Ich kann mich gut erinnern, Raphael Schweda war einer der letzten, die noch hingesprungen sind, als die Gruppe entstand. Ich war nicht weit weg, bin aber sitzen geblieben. Die Gruppe war groß und einige sind vorn geblieben. Raphael wird am Ende 11., nach einem starken Rennen. Vielleicht hätte ich da besser mitgehen sollen“, sagt Nitsche halb im Scherz.
Nitsche war ein starker Klassikerfahrer, musste seine Karriere wegen eines Herzfehlers aber früh beenden. Er hat nach dem Karriereende ein Ingenieurstudium abgeschlossen und lebt heute mit seiner Familie in Thüringen. 

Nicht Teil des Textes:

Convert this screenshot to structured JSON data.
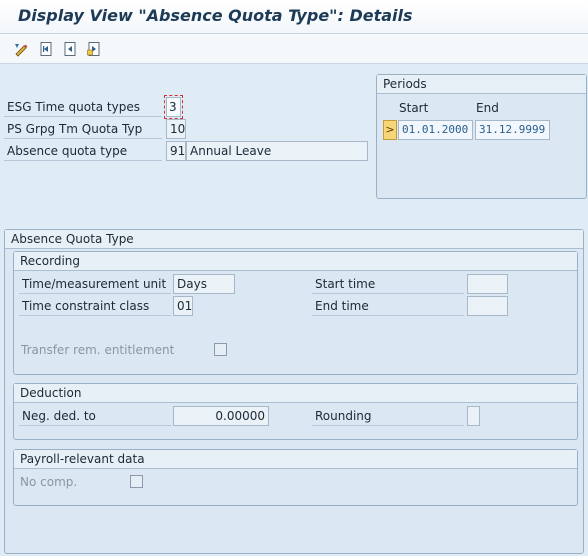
{
  "window": {
    "title": "Display View \"Absence Quota Type\": Details"
  },
  "toolbar": {
    "icons": [
      "display-change-icon",
      "first-entry-icon",
      "previous-entry-icon",
      "next-entry-icon"
    ]
  },
  "keys": {
    "esg_label": "ESG Time quota types",
    "esg_value": "3",
    "psgrp_label": "PS Grpg Tm Quota Typ",
    "psgrp_value": "10",
    "quota_label": "Absence quota type",
    "quota_value": "91",
    "quota_text": "Annual Leave"
  },
  "periods": {
    "title": "Periods",
    "start_label": "Start",
    "end_label": "End",
    "select_symbol": ">",
    "start": "01.01.2000",
    "end": "31.12.9999"
  },
  "main_group": {
    "title": "Absence Quota Type"
  },
  "recording": {
    "title": "Recording",
    "time_unit_label": "Time/measurement unit",
    "time_unit_value": "Days",
    "constraint_label": "Time constraint class",
    "constraint_value": "01",
    "start_time_label": "Start time",
    "start_time_value": "",
    "end_time_label": "End time",
    "end_time_value": "",
    "transfer_label": "Transfer rem. entitlement"
  },
  "deduction": {
    "title": "Deduction",
    "neg_label": "Neg. ded. to",
    "neg_value": "0.00000",
    "rounding_label": "Rounding",
    "rounding_value": ""
  },
  "payroll": {
    "title": "Payroll-relevant data",
    "no_comp_label": "No comp."
  },
  "colors": {
    "background": "#dfebf5",
    "title_text": "#1d3b57",
    "selection_button": "#f7d678",
    "date_text": "#2a5f8f"
  }
}
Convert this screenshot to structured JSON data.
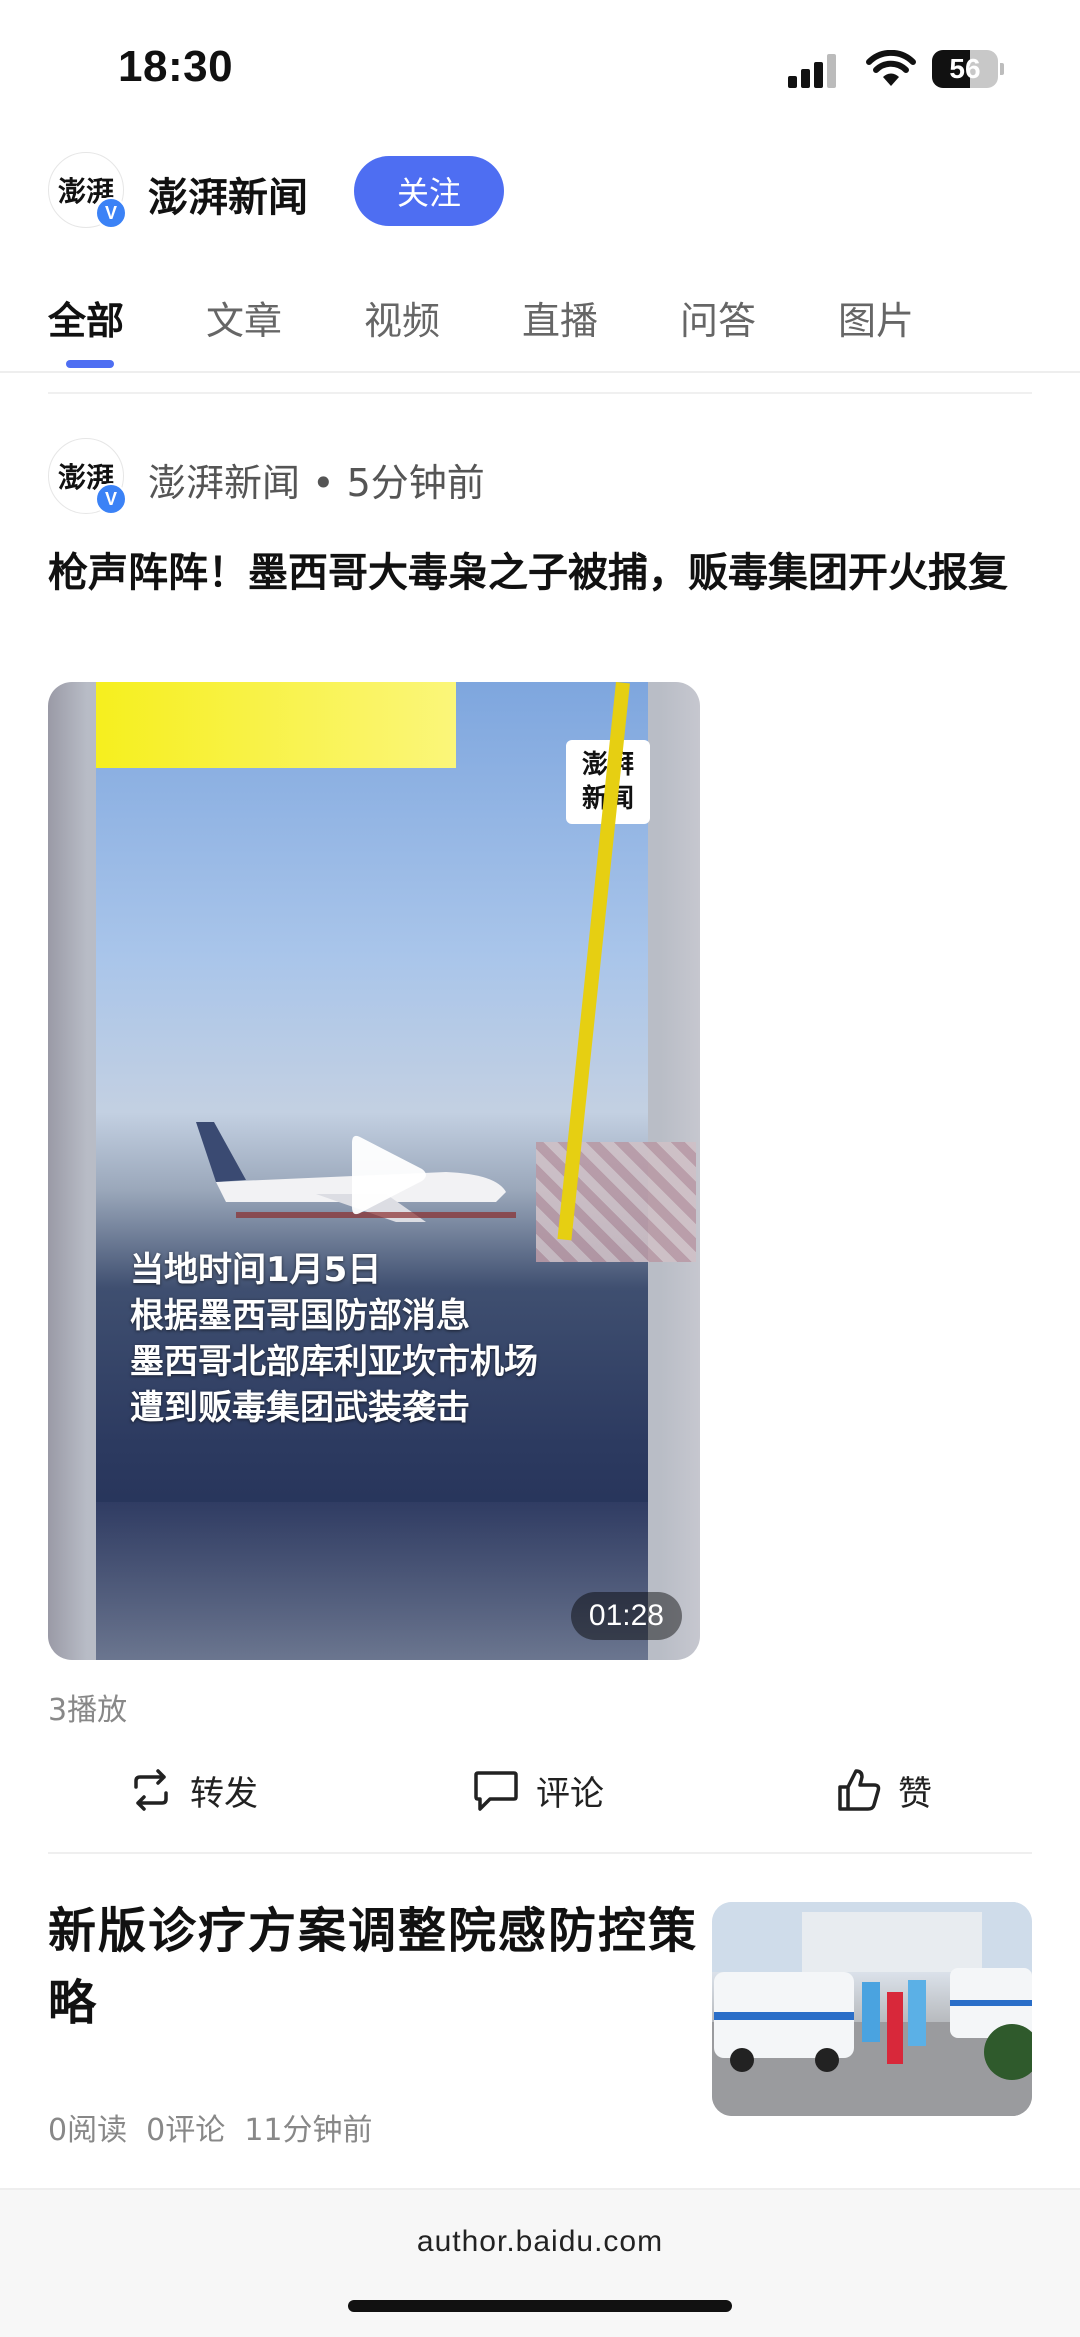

Raphael Schweda (links), Paris-Roubaix 2002

Es ist brutal, wenn es nass ist. Du kannst gar nicht korrigieren. Du gehst in der Mitte auf das Pflaster, aber wenn es dich irgendwie raustreibt, musst du es laufen lassen. Es ist so glitschig, wenn du da gegensteuern willst, haut es dich hin. Dann musst du Glück haben, dass keine Zuschauer im Weg stehen. Auf dem Pave liegen plötzlich Fahrer vor dir rum und du versuchst nur irgendwie durchzukommen“, erinnert sich Nitsche. 
„Ich bin damals am Hinterrad von Andrea Tafi aus dem Wald von Arenberg gekommen und habe mich an diesem Tag echt gut gefühlt. Ich hatte nur 2-3 Defekte, aber einen leider vor der Verpflegung und musste viel Kraft aufwenden, wieder zurückzukommen. Nach dem Wald von Arenberg hat sich ein Credit-Agricole-Fahrer vor mir so übel auf die Fresse gelegt, das sehe ich heute noch vor mir.
Ich hatte dann in einem 4-Sterne-Pflasterstück eine Schwächephase und musste loslassen. Die Abstände an diesem Tag waren riesig und ich bin am Ende so um Platz 30 angekommen. Von uns hatten nicht viele das Rennen beendet, da gab´s im Camper wenigstens eine warme Dusche“, lacht Nitsche. Ein gewisser Mathew Hayman erreichte 10 Minuten nach Nitsche das Ziel und flog aus dem Zeitlimit.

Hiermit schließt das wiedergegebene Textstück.